Joe Biden grief may dash hopes of presidency

US vice-president, Joe Biden, has said he is overwhelmed by his son’s death and unconvinced he could commit to being president, in an emotional interview that cast a deep pall over his deliberations about the 2016 presidential race.

Biden said he’d be lying if he said he knew he was prepared to run, following Beau Biden’s death in May, from brain cancer. With a candour seen rarely in politics, he recalled becoming emotional during a recent visit to a Colorado military base, when a well-wisher yelled out the name of his son and referenced his decorated military service in Iraq. “All of a sudden, I lost it,” Biden said. “How could you — that’s not — I shouldn’t be saying this: You can’t do that.”

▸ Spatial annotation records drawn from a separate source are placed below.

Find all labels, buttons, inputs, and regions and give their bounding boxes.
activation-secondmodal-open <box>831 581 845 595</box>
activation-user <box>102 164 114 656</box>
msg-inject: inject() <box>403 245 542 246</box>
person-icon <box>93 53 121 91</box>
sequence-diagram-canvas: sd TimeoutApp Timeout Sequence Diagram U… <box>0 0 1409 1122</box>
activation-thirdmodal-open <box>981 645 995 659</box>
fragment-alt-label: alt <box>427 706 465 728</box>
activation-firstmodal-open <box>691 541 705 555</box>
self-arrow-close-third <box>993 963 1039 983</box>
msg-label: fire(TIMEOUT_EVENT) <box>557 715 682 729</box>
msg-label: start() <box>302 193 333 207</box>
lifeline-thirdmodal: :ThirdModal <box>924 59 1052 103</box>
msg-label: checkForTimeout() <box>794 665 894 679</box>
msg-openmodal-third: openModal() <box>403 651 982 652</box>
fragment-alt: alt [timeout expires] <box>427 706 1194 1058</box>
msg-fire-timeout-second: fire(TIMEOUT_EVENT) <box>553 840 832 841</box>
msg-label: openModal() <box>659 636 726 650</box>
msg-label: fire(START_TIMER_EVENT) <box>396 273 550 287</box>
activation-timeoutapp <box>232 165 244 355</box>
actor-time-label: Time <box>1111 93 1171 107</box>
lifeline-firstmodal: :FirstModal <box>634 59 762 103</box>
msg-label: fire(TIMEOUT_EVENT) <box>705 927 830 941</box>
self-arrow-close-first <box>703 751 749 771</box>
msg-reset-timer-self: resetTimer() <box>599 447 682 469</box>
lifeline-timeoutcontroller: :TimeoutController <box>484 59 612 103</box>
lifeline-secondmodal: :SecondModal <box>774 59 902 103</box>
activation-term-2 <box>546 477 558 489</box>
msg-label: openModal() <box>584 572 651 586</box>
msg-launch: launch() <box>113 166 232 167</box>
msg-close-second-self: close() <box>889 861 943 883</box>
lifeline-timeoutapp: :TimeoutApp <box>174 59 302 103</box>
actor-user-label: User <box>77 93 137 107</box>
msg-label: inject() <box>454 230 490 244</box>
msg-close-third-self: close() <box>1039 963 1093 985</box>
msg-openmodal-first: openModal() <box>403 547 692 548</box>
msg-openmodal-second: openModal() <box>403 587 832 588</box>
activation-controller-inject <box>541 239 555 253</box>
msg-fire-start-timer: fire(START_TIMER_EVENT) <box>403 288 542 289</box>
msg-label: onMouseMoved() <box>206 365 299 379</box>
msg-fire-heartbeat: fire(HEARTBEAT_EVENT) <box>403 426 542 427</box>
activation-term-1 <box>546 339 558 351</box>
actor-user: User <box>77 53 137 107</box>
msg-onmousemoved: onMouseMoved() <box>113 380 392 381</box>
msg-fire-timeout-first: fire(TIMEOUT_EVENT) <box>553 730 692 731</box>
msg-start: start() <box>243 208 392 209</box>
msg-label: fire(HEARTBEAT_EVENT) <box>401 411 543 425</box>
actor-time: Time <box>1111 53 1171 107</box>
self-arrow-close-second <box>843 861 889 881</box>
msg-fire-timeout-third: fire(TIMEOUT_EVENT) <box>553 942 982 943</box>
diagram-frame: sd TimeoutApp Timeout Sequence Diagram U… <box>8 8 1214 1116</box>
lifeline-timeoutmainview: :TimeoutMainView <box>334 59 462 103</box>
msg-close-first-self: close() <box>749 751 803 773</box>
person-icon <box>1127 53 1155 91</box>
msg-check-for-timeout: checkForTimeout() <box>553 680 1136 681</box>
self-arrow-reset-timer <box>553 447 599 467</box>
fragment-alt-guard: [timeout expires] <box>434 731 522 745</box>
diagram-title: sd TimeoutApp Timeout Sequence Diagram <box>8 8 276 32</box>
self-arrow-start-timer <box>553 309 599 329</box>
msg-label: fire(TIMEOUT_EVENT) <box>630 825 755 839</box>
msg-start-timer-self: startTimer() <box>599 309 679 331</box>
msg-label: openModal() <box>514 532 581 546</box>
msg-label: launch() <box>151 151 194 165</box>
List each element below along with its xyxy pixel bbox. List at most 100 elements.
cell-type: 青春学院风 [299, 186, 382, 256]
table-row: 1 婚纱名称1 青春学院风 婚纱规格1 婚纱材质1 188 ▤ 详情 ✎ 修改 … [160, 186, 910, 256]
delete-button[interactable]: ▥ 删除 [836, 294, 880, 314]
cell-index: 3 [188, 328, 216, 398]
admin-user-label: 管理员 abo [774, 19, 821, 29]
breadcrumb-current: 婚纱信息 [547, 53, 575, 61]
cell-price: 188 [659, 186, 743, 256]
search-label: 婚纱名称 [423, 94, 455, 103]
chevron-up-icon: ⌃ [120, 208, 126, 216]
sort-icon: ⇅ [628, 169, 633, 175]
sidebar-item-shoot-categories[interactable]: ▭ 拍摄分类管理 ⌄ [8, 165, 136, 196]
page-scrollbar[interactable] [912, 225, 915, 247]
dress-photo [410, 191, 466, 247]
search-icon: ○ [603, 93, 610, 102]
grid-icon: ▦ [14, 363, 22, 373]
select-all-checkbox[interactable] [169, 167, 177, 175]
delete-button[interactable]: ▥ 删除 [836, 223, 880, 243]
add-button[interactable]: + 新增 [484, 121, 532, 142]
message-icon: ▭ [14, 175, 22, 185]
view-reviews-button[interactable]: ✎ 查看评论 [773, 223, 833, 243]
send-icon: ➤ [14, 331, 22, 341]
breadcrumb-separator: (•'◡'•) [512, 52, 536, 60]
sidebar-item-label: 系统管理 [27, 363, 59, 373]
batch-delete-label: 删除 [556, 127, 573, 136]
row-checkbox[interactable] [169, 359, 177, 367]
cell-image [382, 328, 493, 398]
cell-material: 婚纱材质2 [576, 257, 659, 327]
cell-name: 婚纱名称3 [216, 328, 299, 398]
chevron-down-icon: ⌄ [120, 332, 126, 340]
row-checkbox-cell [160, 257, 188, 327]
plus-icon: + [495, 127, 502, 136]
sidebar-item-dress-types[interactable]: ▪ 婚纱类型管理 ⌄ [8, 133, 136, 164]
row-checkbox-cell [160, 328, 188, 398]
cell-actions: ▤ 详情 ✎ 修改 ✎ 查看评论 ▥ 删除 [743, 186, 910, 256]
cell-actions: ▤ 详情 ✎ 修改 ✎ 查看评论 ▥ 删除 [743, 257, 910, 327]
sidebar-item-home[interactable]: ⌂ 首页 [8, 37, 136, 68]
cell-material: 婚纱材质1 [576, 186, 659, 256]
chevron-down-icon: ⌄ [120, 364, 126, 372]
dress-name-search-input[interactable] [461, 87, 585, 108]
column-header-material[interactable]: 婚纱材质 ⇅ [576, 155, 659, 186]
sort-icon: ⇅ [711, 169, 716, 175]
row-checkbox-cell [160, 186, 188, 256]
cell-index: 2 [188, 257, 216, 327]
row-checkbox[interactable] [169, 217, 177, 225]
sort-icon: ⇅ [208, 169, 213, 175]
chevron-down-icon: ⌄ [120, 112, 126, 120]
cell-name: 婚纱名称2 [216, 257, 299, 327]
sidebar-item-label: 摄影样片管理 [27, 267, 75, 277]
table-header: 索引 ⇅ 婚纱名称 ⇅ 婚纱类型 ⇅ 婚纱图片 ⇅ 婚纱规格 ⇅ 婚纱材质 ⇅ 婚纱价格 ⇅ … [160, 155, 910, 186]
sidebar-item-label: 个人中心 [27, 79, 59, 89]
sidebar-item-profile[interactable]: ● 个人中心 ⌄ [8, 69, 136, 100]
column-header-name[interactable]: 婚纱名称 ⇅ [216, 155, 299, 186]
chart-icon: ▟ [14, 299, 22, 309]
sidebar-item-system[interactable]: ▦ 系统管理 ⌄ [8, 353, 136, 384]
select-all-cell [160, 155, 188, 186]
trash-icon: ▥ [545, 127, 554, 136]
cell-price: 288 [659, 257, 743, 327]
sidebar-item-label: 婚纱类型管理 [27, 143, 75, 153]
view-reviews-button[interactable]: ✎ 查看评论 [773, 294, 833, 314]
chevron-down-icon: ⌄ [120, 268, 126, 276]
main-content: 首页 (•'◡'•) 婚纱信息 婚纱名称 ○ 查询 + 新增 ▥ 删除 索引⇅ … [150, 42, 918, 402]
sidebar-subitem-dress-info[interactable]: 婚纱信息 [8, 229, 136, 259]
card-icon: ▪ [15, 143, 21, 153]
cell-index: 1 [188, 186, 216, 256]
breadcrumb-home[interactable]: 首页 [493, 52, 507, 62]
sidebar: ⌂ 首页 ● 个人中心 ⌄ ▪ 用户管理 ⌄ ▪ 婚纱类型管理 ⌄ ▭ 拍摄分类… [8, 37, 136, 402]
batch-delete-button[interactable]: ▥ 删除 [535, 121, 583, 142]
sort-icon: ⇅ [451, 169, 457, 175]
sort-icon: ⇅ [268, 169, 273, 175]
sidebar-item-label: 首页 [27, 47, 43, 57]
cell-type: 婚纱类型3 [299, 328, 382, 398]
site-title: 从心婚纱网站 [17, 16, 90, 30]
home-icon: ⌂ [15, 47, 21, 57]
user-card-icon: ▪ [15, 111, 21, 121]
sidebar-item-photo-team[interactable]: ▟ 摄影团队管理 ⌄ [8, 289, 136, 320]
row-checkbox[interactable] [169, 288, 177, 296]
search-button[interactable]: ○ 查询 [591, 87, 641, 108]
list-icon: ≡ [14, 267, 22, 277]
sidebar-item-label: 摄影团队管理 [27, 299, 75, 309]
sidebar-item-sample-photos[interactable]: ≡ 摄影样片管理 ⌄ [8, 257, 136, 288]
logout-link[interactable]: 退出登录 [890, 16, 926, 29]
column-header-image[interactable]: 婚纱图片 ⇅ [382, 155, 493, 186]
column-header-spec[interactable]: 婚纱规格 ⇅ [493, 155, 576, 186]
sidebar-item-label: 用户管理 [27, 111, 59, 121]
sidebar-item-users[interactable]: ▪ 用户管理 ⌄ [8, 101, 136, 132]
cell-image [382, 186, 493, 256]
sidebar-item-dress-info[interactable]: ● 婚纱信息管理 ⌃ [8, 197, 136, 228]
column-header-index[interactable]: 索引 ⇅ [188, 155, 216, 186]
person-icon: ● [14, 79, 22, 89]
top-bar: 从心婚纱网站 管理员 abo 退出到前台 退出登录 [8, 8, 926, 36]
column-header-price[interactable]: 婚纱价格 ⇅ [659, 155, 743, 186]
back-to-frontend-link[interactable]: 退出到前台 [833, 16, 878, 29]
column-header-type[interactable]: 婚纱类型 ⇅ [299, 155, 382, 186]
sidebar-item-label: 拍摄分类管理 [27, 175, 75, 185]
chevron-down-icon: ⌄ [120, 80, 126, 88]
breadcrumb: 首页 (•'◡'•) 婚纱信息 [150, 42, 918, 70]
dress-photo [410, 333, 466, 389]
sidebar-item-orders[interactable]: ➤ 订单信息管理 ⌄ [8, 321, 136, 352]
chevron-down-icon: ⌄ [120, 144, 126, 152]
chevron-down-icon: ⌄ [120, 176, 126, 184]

Joe Biden grief may dash hopes of presidency

Beau Biden

Biden’s much-anticipated appearance on The Late Show with Stephen Colbert was expected to be light, but veered into raw and personal territory. He said White House hopefuls must promise voters they can commit their heart, soul, energy and passion, and said, “I’d be lying if I said that I knew I was there. Nobody has a right, in my view, to seek that office unless they’re willing to give it 110% of who they are. And I am, as I said, I’m optimistic, I’m positive about where we’re going, but I find myself — you understand it — sometimes it just overwhelms you.”

Biden had previously doubted that he and his family had the emotional energy to run. Still, his blunt description of his frailty marked the strongest indication yet that he may be leaning against running for the Democratic nomination.

Since his son’s death, Biden has peppered his speeches with references to Beau and the impressive resume he developed in his 46 years. Yet Biden went further in the interview, describing in detail conversations he had with Beau in the months before his death at a military hospital.

“He said, ‘Dad, sit down, I want to talk to you.’ He said, ‘Dad, I know how much you love me,’” Biden recalled. “Promise me you’ll be all right, because, no matter what happens, I’m going to be all right.”

If Biden seemed unusually willing to bare his soul, it may have been due to his host. When Colbert was a child, he lost his father and two brothers in a plane crash. Biden invoked Colbert’s losses to make a point about how “there are so many other people going through this. I feel self-conscious talking about it,” Biden said, looking down solemnly.

Decades ago, at the start of his political career, Biden lost his wife and infant daughter in a car crash that also injured Beau and his other son, Hunter. Asked by Colbert how he perseveres, Biden cited his Catholic faith and his determination to keep moving.

“I feel like I was letting down Beau, letting down my parents, letting down my family, if I didn’t just get up,” Biden said. “You’ve just got to get up.”